Maç erken kopmasına erken koptu ama basketbol adına yine de iyi bir maç olduğunu düşünüyorum... Özellikle 3.periyodun ortalarına kadar... Ama 3.periyodun ortalarından itibaren kontrol tamamen Barcelona'ya geçti... tek taraflı bir show oldu.
Olimpiyakos şampiyon olsa daha çok mutlu olurdum... Ama Barcelona sonuna kadar hakettiği bir şampiyonluk kazandı...

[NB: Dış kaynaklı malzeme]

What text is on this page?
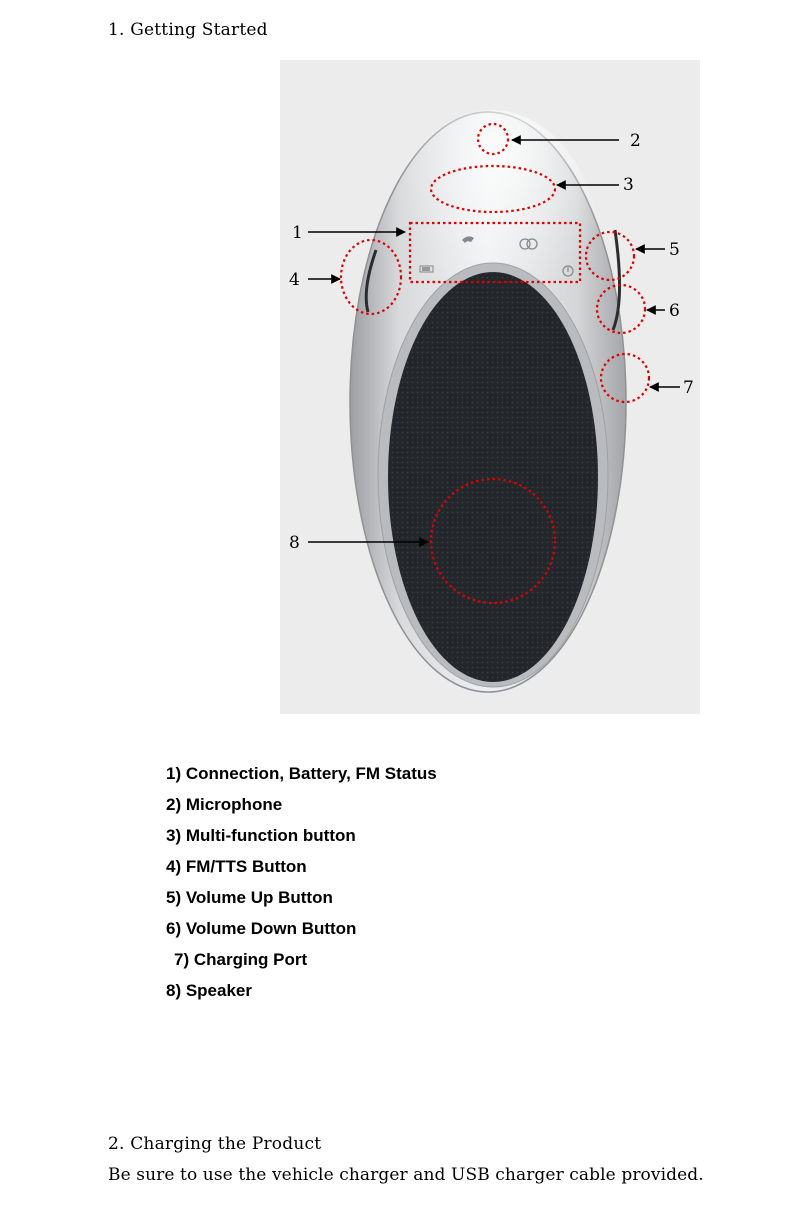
1. Getting Started
1
2
3
4
5
6
7
8
1) Connection, Battery, FM Status
2) Microphone
3) Multi-function button
4) FM/TTS Button
5) Volume Up Button
6) Volume Down Button
7) Charging Port
8) Speaker
2. Charging the Product
Be sure to use the vehicle charger and USB charger cable provided.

Yeniden toparlayacak olursam:Barcelona hücumda çok iyi başladı... Daha doğrusu Olimpiyakos savunması çok yetersizdi... Boyalı bölgeye her inen Barca topu sayıyla neticelendi... Sadece atarak kazanılmayacağı bu maçta belli oldu yani... Çünkü Olimpiyakos final-four'a kalan dört takım içinde defansif yönden en çok zaafı olan takımdı... Çok fazla Amerikalı oyuncu bulundurmanın sıkıntısı... Tabii özellikle İsrailli hakemin ilk dakikadan itibaren Barcelona'nın sertliğine izin verip Olimpiyakos'a kolay fauller çalması da savunmanın düşmesinde etkiliydi..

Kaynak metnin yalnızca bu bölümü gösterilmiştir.